3: Ce que le radiologue doit savoir de la pathologie du sein

Chapitre 3 Ce que le radiologue doit savoir de la pathologie du sein



La pathologie de la glande mammaire englobe de très nombreuses lésions, bénignes, malignes mais également réactionnelles, intégrant de multiples variantes qui en déterminent sa complexité alors que leurs signes d’appels et aspects sont très semblables. Le rôle du radiologue est incontournable pour le dépistage des lésions et, grâce aux biopsies, leur diagnostic. Il est aussi essentiel par sa participation à la gestion des fragments biopsiques dont la qualité de prise en charge doit placer le pathologiste dans les meilleures conditions techniques pour déterminer le diagnostic, évaluer l’agressivité des lésions aux plans local et général, et prévoir dans une certaine mesure la sensibilité au traitement. La qualité de conservation des biopsies doit permettre si nécessaire la mise en œuvre de techniques spéciales, notamment de pathologie moléculaire. Enfin, les informations fournies doivent faciliter l’analyse diagnostique et permettre l’évaluation de la représentativité des fragments biopsiques.



Lésions principales


Ne seront détaillées que les lésions les plus fréquentes et celles particulières par leur aspect ou leur évolution. Les lésions bénignes dépassent en nombre les lésions malignes.



Lésions bénignes principales



Mastopathie fibrokystique (MFK)


C’est la lésion bénigne la plus fréquente, décrite sous de multiples appellations (états fibrokystiques, mastose sclérokystique, mastite chronique, maladie de Reclus, etc.). Elle répond à la présence de l’une au moins des lésions microscopiques suivantes : fibrose, adénose, kyste et hyperplasie. Cet ensemble lésionnel est de nature dystrophique et se caractérise par un grand polymorphisme, à la fois en quantité et en qualité, des lésions qui la constituent.
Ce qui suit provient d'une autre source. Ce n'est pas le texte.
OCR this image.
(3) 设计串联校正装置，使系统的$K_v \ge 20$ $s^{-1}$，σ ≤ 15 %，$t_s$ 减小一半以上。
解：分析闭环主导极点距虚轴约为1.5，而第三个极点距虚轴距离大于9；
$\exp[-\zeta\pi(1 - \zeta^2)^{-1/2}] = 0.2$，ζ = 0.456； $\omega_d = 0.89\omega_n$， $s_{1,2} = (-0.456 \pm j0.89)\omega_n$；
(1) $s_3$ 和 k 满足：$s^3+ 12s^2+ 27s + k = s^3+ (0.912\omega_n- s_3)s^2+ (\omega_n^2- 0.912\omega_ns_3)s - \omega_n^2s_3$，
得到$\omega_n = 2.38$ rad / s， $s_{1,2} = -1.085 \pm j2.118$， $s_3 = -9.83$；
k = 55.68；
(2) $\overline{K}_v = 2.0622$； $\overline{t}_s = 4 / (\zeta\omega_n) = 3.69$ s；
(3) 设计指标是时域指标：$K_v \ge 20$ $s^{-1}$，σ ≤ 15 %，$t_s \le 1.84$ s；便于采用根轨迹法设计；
La fibrose, hyaline ou élastosique est d’aspect histologique normal, mais sa répartition dans le tissu mammaire n’est pas harmonieuse. Lorsqu’elle est abondante, elle peut simuler une tumeur.


Les kystes résultent de la distension du lobule mammaire, liée à un obstacle mécanique ou fonctionnel de la lumière du galactophore de drainage. Extrêmement fréquents, leur taille varie de microscopique à de larges formations palpables, mais ils ne sont considérés pathologiques que lorsqu’ils dépassent 1 cm. Ils sont bordés, comme les structures épithéliales mammaires normales, par une double assise cellulaire, myoépithéliale et épithéliale, constituée de cellules régulières, parfois aplaties ou métaplasiques, apocrines voire cylindriques.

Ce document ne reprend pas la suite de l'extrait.